Thanks! I didn't really even realize how much his head was cropped. Again, completely new to this. also I need help with my white balance and exposure. are there any tutorials you could recommend?


----------



## perfectlyposedsg (Oct 18, 2014)

Lucryster said:


> I like the 1st one, though the head is kinda cropped off.
> The second, the kid just looks evil lol.



Thanks.. and that is my daughter in the second photo.


----------



## Derrel (Oct 18, 2014)

My tip is about composition. In portraiture, if the subject is taller than it is wide, the appropriate framing is almost always vertical framing. On a standing child, or a seated child shown from head-to-waist, a TALL framing is almost always better than a horizontal framing, which shows the subject in the central part of the frame, and then has a lot of dead, empty space. Subject/Framing coordination is the mark of a skilled photographer.

Most self-taught shooters frame things horizontally, because that is what they "see" so often in the work of other untrained, unstudied shooters. This is a sore spot for many beginners who see nothing wrong with poor composition; poor composition dominates, just as ill-fitting clothes and cheap haircuts dominate American culture, but we ALL can recognize the beauty of a custom-tailored suit or dress, and we can easily see the difference between a Super Cuts $8 on-sale cut and the work done by a top-level hair stylist. It's the same with "portrait" compositions on portrait subjects who are shot in "landscape" mode.

The sooner you start to ask the question: tall? or wide? as the FIRST question you ask yourself, the sooner your work will start to resemble professional work. Not kidding.


----------



## Designer (Oct 18, 2014)

perfectlyposedsg said:


> I need help with my white balance and exposure. are there any tutorials you could recommend?



I recommend that you start with the free stuff online.  Try this site:

Cambridge in Colour - Photography Tutorials & Learning Community


----------



## vvcarpio (Oct 20, 2014)

Hi, perfectlyposed. A fun thing to try is what's called "Slow Sync Flash". It's ideal for dimly lit places like maybe restaurants or NYC's subway.

When you push the "Fn" button on the back of your camera and navigate to "Flash Mode", one of the settings would say "Slow". Select that.

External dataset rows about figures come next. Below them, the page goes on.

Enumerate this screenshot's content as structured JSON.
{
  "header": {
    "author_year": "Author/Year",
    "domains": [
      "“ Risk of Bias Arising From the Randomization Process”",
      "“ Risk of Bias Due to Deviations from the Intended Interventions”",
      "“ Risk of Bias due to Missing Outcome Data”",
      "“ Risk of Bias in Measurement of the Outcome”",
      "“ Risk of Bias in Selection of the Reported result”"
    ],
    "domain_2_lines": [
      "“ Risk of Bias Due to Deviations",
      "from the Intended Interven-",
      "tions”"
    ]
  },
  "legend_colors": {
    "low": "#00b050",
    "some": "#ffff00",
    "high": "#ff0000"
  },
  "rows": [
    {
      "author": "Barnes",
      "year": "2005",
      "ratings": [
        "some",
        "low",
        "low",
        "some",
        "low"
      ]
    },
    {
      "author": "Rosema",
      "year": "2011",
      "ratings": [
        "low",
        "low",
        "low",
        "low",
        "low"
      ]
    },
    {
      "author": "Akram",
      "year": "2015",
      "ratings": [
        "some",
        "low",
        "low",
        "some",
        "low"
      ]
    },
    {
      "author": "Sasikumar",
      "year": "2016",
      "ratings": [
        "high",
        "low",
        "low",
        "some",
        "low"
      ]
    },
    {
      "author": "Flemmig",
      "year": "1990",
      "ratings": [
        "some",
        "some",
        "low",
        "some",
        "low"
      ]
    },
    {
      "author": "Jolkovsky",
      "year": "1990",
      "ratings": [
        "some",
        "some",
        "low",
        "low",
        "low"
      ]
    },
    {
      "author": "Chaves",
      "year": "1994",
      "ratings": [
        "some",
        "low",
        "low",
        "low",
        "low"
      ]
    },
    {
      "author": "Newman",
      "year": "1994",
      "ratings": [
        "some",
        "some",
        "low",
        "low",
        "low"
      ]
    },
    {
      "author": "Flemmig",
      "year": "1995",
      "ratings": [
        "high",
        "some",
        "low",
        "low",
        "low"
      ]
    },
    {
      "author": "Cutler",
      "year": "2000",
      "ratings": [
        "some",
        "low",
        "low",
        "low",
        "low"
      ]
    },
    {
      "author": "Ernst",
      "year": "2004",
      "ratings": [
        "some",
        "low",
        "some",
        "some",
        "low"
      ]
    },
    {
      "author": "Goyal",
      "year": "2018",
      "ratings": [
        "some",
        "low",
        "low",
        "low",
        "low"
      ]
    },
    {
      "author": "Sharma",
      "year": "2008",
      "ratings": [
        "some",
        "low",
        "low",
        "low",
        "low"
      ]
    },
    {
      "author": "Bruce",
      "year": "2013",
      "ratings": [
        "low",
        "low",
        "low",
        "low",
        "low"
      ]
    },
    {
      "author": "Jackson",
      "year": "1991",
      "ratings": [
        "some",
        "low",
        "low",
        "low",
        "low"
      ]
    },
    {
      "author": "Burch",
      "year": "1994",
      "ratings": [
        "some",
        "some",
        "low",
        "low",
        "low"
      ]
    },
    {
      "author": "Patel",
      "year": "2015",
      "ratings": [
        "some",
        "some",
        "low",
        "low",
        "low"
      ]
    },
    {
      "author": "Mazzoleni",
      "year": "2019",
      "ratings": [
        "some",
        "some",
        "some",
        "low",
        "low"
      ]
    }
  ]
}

What happens is your camera shoots at a slow shutter speed (maybe a second or more) while your flash fires for a brief instant. The result is you get some sharp detail on the subject because of the flash firing mixed with blurry surroundings because of movements and/or handheld camera shake.

Here's an example taken not with my Sony but with my wife's old Olympus:






Here's a website that discusses slow-sync flash in a fun and more detailed way:

Slow Sync Flash - Digital Photography School

Your mention of "tips or tricks" and flash in your Sony A33 post reminded me of slow-sync flash that I tried when my Sony DSLR was still new.


----------